Addressing Environmental Sustainability – Another major challenge AI for Good works on is supporting environmental sustainability efforts. Microsoft is developing AI solutions aimed at issues like monitoring climate change impacts, improving agricultural sustainability, and aiding conservation efforts. For example, computer vision models are being used with satellite imagery to track changes to forests, glaciers and other natural areas over time. AI is also being applied to help farmers optimize crop yields while reducing water and land usage. By aiding environmental monitoring and more efficient resource management, AI for Good’s goal is to help address the threat of climate change and encourage sustainable practices.

Improving Education Outcomes – Gaps in access to quality education is another societal problem AI for Good seeks to help solve. Microsoft is researching how to apply AI to personalized learning approaches and make education more widely available. This includes developing AI teaching tools and adaptive learning software that can tailor lessons to individual students’ needs and learning styles. Natural language processing is also being used to help automate essay grading and feedback to enhance learning assessments. By helping expand access to customized, data-driven education approaches, AI for Good’s vision is to help improve learning outcomes worldwide, especially in underserved communities.

Fostering More Inclusive Economic Growth – More inclusive and sustainable economic development is another focus challenge area. AI solutions are being explored that can help address issues like accessibility of employment and workforce retraining needed for new skillsets. For example, Microsoft is researching how AI career coaches and virtual agents could provide personalized guidance to help jobseekers of all backgrounds. Computer vision is also being applied to tasks like manufacturing to automate certain physical jobs in a way that creates new types of employment, rather than replacement. By aiding the transition to emerging industries, AI for Good’s aim is to foster stronger, more shared economic prosperity.

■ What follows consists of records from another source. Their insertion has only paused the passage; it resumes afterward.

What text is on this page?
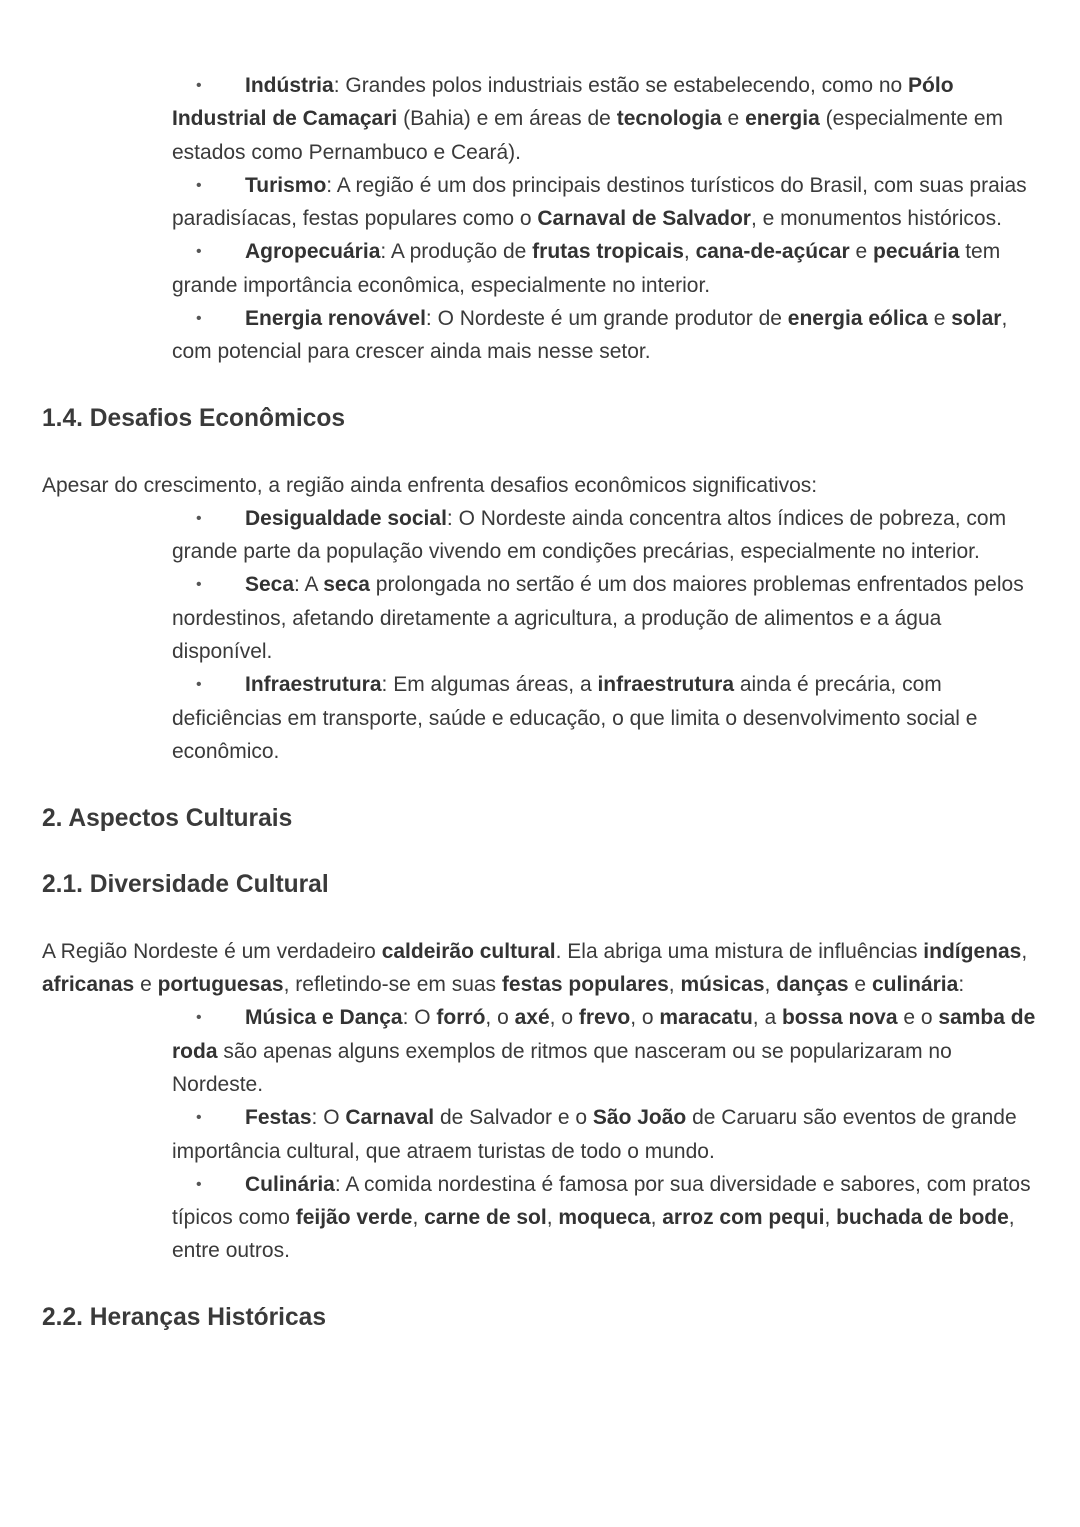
• Indústria: Grandes polos industriais estão se estabelecendo, como no Pólo Industrial de Camaçari (Bahia) e em áreas de tecnologia e energia (especialmente em estados como Pernambuco e Ceará).
• Turismo: A região é um dos principais destinos turísticos do Brasil, com suas praias paradisíacas, festas populares como o Carnaval de Salvador, e monumentos históricos.
• Agropecuária: A produção de frutas tropicais, cana-de-açúcar e pecuária tem grande importância econômica, especialmente no interior.
• Energia renovável: O Nordeste é um grande produtor de energia eólica e solar, com potencial para crescer ainda mais nesse setor.
1.4. Desafios Econômicos

Apesar do crescimento, a região ainda enfrenta desafios econômicos significativos:

• Desigualdade social: O Nordeste ainda concentra altos índices de pobreza, com grande parte da população vivendo em condições precárias, especialmente no interior.
• Seca: A seca prolongada no sertão é um dos maiores problemas enfrentados pelos nordestinos, afetando diretamente a agricultura, a produção de alimentos e a água disponível.
• Infraestrutura: Em algumas áreas, a infraestrutura ainda é precária, com deficiências em transporte, saúde e educação, o que limita o desenvolvimento social e econômico.
2. Aspectos Culturais
2.1. Diversidade Cultural

A Região Nordeste é um verdadeiro caldeirão cultural. Ela abriga uma mistura de influências indígenas, africanas e portuguesas, refletindo-se em suas festas populares, músicas, danças e culinária:

• Música e Dança: O forró, o axé, o frevo, o maracatu, a bossa nova e o samba de roda são apenas alguns exemplos de ritmos que nasceram ou se popularizaram no Nordeste.
• Festas: O Carnaval de Salvador e o São João de Caruaru são eventos de grande importância cultural, que atraem turistas de todo o mundo.
• Culinária: A comida nordestina é famosa por sua diversidade e sabores, com pratos típicos como feijão verde, carne de sol, moqueca, arroz com pequi, buchada de bode, entre outros.
2.2. Heranças Históricas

Enhancing Accessibility for People with Disabilities – Applying AI to push forward accessibility efforts and expand opportunities for those with disabilities is another key goal. Microsoft is researching uses of AI like computer vision, speech recognition and intelligent interfaces to develop new assistive technologies. This includes exploring how AI could help the blind or visually-impaired better navigate environments and access digital information. AI is also being researched as a way to aid communication for those with mobility or speech impediments. By removing barriers and enhancing inclusion through technology, AI for Good seeks to uphold principles of accessibility and equal access.

Promoting More Responsible and Trustworthy AI – Ensuring the responsible, safe and fair development and application of AI itself is another core challenge area AI for Good was launched to directly address. Microsoft actively researchers issues like mitigating algorithmic bias, increasing transparency in machine learning models, and fostering more accountable and well-governed uses of emerging technologies. The company also helps other organizations apply principles like fairness, reliability and privacy through initiatives assisting with AI safety, management and oversight practices. By advocating for and supporting the development of trustworthy, well-managed AI, Microsoft’s program aims to help guide emerging technology advances in a way that properly serves and benefits humanity.

Through its AI for Good initiative Microsoft is applying artificial intelligence to help address major challenges across a wide range of areas including global health, environmental sustainability, education, economic opportunity, accessibility, and governance of AI itself. By fostering innovative, responsible and data-driven technological solutions, the program’s overarching goal is to promote more inclusive progress on issues that are important to people and the planet. AI for Good demonstrates how emerging technologies, guided by principles of trustworthiness and service to humanity, could help achieve societal benefits at a large scale. The initiative reflects Microsoft’s vision of building AI tools to help advance important challenges facing communities worldwide.